- Born: 1927 Memphis, Tennessee, U.S.
- Died: January 25, 2000 (aged 72–73)
- Education: Juilliard School
- Occupation: Actor
- Spouse: Meryl Graves
- Children: 4 sons

= Leonard Graves =

American actor and singer

Leonard Graves (1927–2000) was an American actor and singer best known for narrating the 1952 television documentary Victory at Sea. Graves was the only voice on the 26-part series,
which won multiple awards, including a 1954 Emmy for Best Public Affairs Program, a special Peabody award and the Freedoms Foundation's George Washington Medal.
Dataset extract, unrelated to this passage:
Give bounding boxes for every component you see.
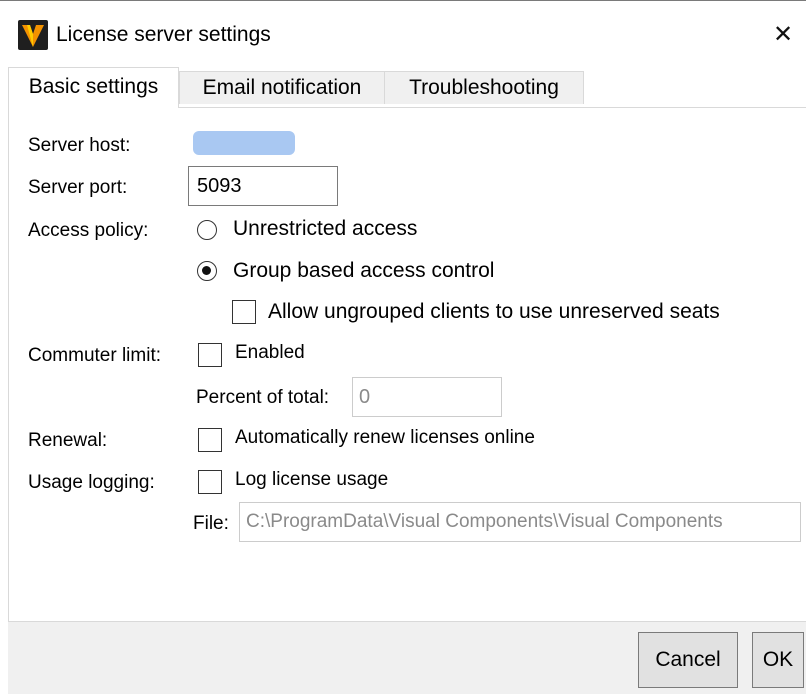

Graves was born in Memphis, Tennessee in 1927. The son of a farmer, he was a soloist in a local church choir and began his performing career in radio. He joined the Broadway cast of The King and I as the Interpreter and also understudied for Yul Brynner as the King, filling in on many occasions. Graves took over the lead when Brynner left the show, and after a two-year run on Broadway, he joined a national tour. Moving to California, he performed with the Los Angeles Grand Opera Company and the San Francisco Opera, and also performed the starring roles of Julius Caesar and Macbeth with the UCLA Opera Workshop.

Graves appeared in several motion pictures, including:

- Three Brave Men (1956) as Flaxman (uncredited)
- The Joker Is Wild (1957) as Tim Coogan
- The Brothers Karamazov (1958) as Third Court Officer (uncredited)
- The Buccaneer (1958) as Chighizola
- Pork Chop Hill	(1959) as Lt. Cook
- A Private's Affair (1959) as General's Aide (uncredited)
- Pay or Die (1960) as Opera Singer (uncredited)
- The Story of Ruth (1960) as Reaper (uncredited)
- A Message from the Future (שדר מן העתיד) (1981) as Anderson (final film role)

Graves also had guest roles in a number of television series including Navy Log and The Big Picture (Army In Action episodes). In 1968 he was appointed manager of the Memphis Opera Theater. Graves later moved to Israel with his wife where managed and performed with the Israel National Opera. He reportedly died circa 2000.